Overall goal of the project
The main goal of this project is to apply what we have learned in this course about MLOps to a simple machine/deep learning problem. We aim to make our whole pipeline as understandable and efficient as possible, using the tools we have been given - having good and clear structure and setup, adding comments to the code to make it easier to understand and so on. We will tackle an image classification problem and try to get as good results as possible, given our timeframe.
What framework are you going to use
It was decided to use the Kornia framework as it was deemed the best suited for this project which involves image classification.
How to you intend to include the framework into your project
The main purpose of the Kornia framework in this project is data augmentation. The goal is to obtain a larger dataset, adding transformed images to the dataset we have already. Specifically, the focus is on the augmentation, the color, and the enhance modules of Kornia as these will provide all the necessary functions to manipulate the images (i.e. rotating, scaling, normalizing, etc.).

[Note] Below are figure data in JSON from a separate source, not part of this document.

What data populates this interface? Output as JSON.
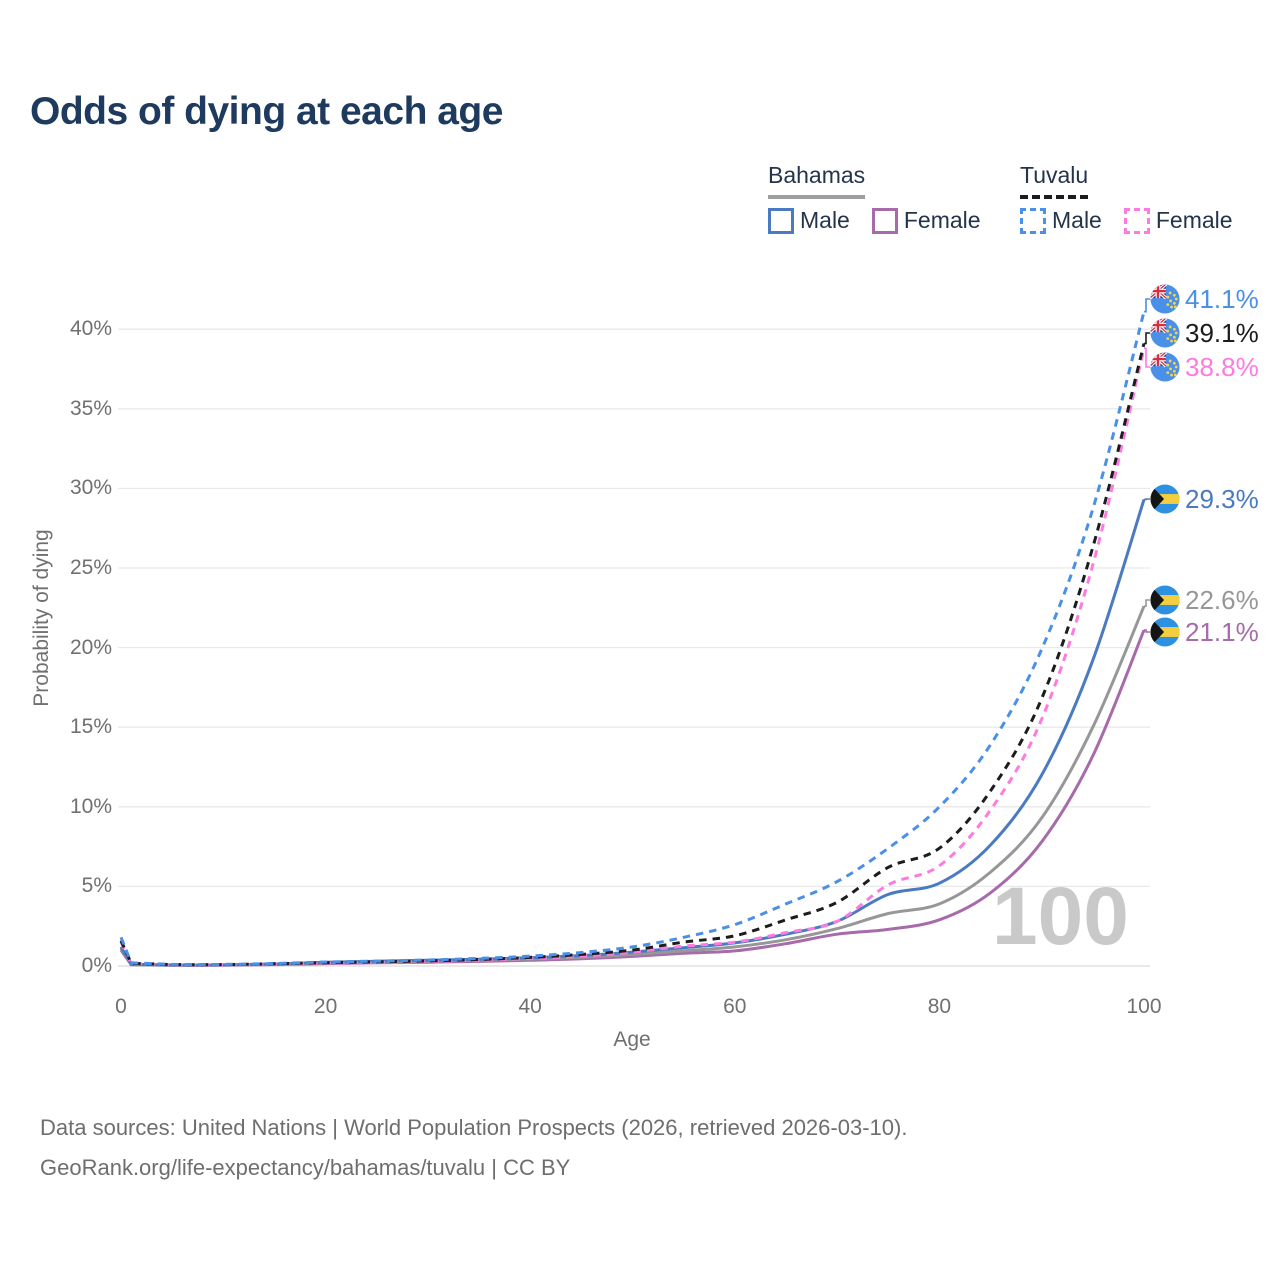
{
  "title": "Odds of dying at each age",
  "legend": {
    "groups": [
      {
        "title": "Bahamas",
        "line_style": "solid",
        "underline_color": "#9e9e9e",
        "items": [
          {
            "label": "Male",
            "color": "#4a7ac0"
          },
          {
            "label": "Female",
            "color": "#a76aaa"
          }
        ]
      },
      {
        "title": "Tuvalu",
        "line_style": "dashed",
        "underline_color": "#1c1c1c",
        "items": [
          {
            "label": "Male",
            "color": "#4a8fe8"
          },
          {
            "label": "Female",
            "color": "#ff7ae0"
          }
        ]
      }
    ]
  },
  "chart_data": {
    "type": "line",
    "title": "Odds of dying at each age",
    "xlabel": "Age",
    "ylabel": "Probability of dying",
    "xlim": [
      0,
      100
    ],
    "ylim_percent": [
      0,
      42
    ],
    "grid": "horizontal",
    "x_tick_labels": [
      "0",
      "20",
      "40",
      "60",
      "80",
      "100"
    ],
    "x_tick_values": [
      0,
      20,
      40,
      60,
      80,
      100
    ],
    "y_tick_labels": [
      "0%",
      "5%",
      "10%",
      "15%",
      "20%",
      "25%",
      "30%",
      "35%",
      "40%"
    ],
    "y_tick_values": [
      0,
      5,
      10,
      15,
      20,
      25,
      30,
      35,
      40
    ],
    "watermark": "100",
    "x": [
      0,
      1,
      5,
      10,
      15,
      20,
      25,
      30,
      35,
      40,
      45,
      50,
      55,
      60,
      65,
      70,
      75,
      80,
      85,
      90,
      95,
      100
    ],
    "series": [
      {
        "name": "Tuvalu Male",
        "flag": "tuvalu",
        "style": "dashed",
        "color": "#4a8fe8",
        "end_label": "41.1%",
        "values": [
          1.8,
          0.2,
          0.1,
          0.1,
          0.16,
          0.25,
          0.31,
          0.38,
          0.48,
          0.62,
          0.85,
          1.2,
          1.8,
          2.6,
          3.9,
          5.3,
          7.4,
          10.0,
          13.9,
          19.9,
          28.7,
          41.1
        ]
      },
      {
        "name": "Tuvalu",
        "flag": "tuvalu",
        "style": "dashed",
        "color": "#1c1c1c",
        "end_label": "39.1%",
        "values": [
          1.6,
          0.17,
          0.09,
          0.09,
          0.14,
          0.21,
          0.26,
          0.32,
          0.41,
          0.54,
          0.73,
          1.0,
          1.5,
          1.9,
          2.9,
          4.0,
          6.2,
          7.4,
          11.0,
          16.8,
          26.3,
          39.1
        ]
      },
      {
        "name": "Tuvalu Female",
        "flag": "tuvalu",
        "style": "dashed",
        "color": "#ff7ae0",
        "end_label": "38.8%",
        "values": [
          1.5,
          0.15,
          0.08,
          0.08,
          0.12,
          0.18,
          0.22,
          0.28,
          0.36,
          0.47,
          0.62,
          0.87,
          1.25,
          1.5,
          2.1,
          2.8,
          5.1,
          6.3,
          9.8,
          15.5,
          25.2,
          38.8
        ]
      },
      {
        "name": "Bahamas Male",
        "flag": "bahamas",
        "style": "solid",
        "color": "#4a7ac0",
        "end_label": "29.3%",
        "values": [
          1.2,
          0.1,
          0.06,
          0.07,
          0.13,
          0.23,
          0.3,
          0.36,
          0.43,
          0.52,
          0.66,
          0.87,
          1.15,
          1.45,
          2.0,
          2.8,
          4.5,
          5.2,
          7.6,
          12.0,
          19.2,
          29.3
        ]
      },
      {
        "name": "Bahamas",
        "flag": "bahamas",
        "style": "solid",
        "color": "#979797",
        "end_label": "22.6%",
        "values": [
          1.1,
          0.09,
          0.05,
          0.06,
          0.11,
          0.19,
          0.25,
          0.3,
          0.36,
          0.44,
          0.55,
          0.72,
          0.95,
          1.2,
          1.65,
          2.35,
          3.3,
          3.9,
          5.9,
          9.3,
          15.0,
          22.6
        ]
      },
      {
        "name": "Bahamas Female",
        "flag": "bahamas",
        "style": "solid",
        "color": "#a76aaa",
        "end_label": "21.1%",
        "values": [
          1.0,
          0.08,
          0.05,
          0.05,
          0.09,
          0.15,
          0.2,
          0.24,
          0.29,
          0.36,
          0.45,
          0.6,
          0.8,
          0.95,
          1.4,
          2.0,
          2.3,
          2.9,
          4.6,
          7.8,
          13.2,
          21.1
        ]
      }
    ]
  },
  "footer": {
    "line1": "Data sources: United Nations | World Population Prospects (2026, retrieved 2026-03-10).",
    "line2": "GeoRank.org/life-expectancy/bahamas/tuvalu | CC BY"
  }
}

What data are you going to run on
Kaggle link:
https://www.kaggle.com/grassknoted/asl-alphabet
General description:
The data set is a collection of images of hands signing the American Sign Language alphabet, separated in 29 folders which represent the various classes.
Size:
- Train data: 87,000 images, 200x200 pixels each.
- Test data: 29 images.
Classes:
- 26 for the letters A-Z.
- 3 classes for SPACE, DELETE and NOTHING.
What deep learning models do you expect to use
We will use mostly CNN (convolutional neural networks). Our focus will be on the overall architecture and parameters of our network (number of layers, padding, strides, max-pooling etc.).